Todavia, um alerta: se a instituição de ensino determinar que o aluno que efetuou a reserva de vaga, caso se desligue da instituição antes do início das aulas, perderá o valor que pagou pela “reserva de vaga”, tal cláusula será considerada abusiva, tendo em vista que coloca o consumidor em desvantagem excessiva, pois nega a restituição de valores pagos e não aproveitados de forma alguma pelo consumidor, visto que o serviço sequer se iniciou.

Porém, se a instituição de ensino estabelecer uma taxa para reserva de vagas, pura e simplesmente, e ainda cobrar uma anuidade, não estando o valor dessa reserva contemplado na anuidade contratual, caracteriza-se prática abusiva, podendo o consumidor ser restituído em dobro do valor cobrado indevidamente.

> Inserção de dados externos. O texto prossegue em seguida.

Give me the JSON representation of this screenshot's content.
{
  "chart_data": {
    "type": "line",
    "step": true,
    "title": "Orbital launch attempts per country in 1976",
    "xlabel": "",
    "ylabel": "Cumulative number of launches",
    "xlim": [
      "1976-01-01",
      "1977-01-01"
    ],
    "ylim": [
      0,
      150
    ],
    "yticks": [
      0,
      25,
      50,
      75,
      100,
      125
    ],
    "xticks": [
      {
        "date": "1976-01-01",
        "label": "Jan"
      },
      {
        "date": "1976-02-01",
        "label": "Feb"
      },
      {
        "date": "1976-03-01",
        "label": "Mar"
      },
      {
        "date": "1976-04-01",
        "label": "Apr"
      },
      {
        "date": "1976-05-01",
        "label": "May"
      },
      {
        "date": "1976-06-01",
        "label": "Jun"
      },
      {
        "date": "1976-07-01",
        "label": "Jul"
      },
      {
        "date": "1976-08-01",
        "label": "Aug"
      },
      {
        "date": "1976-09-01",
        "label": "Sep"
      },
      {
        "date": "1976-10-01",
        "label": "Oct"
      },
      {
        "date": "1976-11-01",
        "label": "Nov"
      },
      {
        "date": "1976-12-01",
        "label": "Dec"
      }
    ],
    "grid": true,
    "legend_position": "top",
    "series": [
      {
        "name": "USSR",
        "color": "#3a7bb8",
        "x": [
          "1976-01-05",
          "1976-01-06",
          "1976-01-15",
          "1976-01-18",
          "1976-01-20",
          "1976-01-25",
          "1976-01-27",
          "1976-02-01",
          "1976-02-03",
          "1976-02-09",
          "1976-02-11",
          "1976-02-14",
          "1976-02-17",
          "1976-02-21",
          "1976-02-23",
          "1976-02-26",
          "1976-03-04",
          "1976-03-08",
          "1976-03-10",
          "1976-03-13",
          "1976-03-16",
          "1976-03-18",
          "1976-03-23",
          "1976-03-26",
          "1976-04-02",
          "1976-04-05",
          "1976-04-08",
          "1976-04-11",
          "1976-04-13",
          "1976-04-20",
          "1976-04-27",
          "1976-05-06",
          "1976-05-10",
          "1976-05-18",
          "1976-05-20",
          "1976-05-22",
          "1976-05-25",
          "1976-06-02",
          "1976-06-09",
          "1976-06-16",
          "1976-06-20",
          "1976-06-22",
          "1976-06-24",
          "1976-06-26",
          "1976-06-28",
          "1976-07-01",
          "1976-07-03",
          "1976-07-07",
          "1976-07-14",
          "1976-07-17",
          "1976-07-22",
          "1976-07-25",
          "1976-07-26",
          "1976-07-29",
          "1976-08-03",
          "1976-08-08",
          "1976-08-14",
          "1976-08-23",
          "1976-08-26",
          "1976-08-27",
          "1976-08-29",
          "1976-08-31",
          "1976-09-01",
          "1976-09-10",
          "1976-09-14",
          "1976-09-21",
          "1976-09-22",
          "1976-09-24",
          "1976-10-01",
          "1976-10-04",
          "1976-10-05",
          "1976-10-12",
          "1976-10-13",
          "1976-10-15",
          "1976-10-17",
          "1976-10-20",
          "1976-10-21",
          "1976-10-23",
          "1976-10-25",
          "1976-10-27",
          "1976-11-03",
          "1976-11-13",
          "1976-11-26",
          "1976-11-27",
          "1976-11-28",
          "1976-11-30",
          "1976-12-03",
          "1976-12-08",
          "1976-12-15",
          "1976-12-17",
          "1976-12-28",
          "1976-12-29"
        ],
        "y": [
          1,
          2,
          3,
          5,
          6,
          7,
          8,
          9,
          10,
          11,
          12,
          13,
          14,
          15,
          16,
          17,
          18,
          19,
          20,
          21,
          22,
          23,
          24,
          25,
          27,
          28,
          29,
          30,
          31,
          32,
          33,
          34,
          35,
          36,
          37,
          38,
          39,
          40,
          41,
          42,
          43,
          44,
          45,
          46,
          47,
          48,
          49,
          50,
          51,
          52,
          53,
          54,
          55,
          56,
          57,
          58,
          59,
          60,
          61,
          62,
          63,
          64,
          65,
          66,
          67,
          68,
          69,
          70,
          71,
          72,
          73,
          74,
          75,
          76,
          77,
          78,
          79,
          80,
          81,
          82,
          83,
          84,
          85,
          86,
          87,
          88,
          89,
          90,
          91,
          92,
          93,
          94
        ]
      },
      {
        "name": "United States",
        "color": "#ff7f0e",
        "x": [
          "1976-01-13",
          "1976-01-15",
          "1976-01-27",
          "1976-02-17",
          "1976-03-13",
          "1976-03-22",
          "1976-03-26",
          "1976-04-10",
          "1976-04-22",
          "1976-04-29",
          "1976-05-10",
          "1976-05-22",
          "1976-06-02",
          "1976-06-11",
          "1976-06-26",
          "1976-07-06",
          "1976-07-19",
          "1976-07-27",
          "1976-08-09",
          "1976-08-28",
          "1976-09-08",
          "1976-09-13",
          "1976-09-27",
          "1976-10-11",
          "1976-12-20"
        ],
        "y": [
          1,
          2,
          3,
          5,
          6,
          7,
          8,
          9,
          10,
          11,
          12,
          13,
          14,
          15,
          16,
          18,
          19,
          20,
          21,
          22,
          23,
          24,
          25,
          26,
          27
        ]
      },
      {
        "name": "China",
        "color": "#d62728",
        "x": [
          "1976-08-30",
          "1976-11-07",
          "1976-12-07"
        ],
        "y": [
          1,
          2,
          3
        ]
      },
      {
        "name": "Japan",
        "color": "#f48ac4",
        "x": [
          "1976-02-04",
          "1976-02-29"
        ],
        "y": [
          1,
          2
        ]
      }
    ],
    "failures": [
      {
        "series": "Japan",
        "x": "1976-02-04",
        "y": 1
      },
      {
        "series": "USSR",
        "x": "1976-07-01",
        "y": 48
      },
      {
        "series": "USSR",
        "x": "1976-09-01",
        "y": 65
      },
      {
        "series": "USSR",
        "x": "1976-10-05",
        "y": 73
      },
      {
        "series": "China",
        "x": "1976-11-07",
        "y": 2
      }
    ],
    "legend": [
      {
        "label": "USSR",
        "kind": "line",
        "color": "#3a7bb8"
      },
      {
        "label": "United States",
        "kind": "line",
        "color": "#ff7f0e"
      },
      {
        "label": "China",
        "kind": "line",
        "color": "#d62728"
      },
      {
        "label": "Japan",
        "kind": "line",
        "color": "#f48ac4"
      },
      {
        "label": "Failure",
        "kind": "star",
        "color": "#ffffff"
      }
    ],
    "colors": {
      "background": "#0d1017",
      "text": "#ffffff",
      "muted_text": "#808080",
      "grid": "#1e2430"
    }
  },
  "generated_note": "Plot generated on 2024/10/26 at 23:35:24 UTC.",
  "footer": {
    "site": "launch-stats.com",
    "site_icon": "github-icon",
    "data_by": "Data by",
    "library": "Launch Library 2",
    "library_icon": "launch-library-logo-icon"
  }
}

Percebe-se que tudo é uma questão de bom senso. Se a instituição de ensino preza pelos princípios estabelecidos no Código de Defesa do Consumidor e segue a legislação vigente para a cobrança dos serviços educacionais prestados, encontrará alternativas para que os alunos se mantenham matriculados, sem violar direito algum. Cabem a transparência, a boa-fé objetiva e muito diálogo entre as partes, para que todos se sintam respeitados.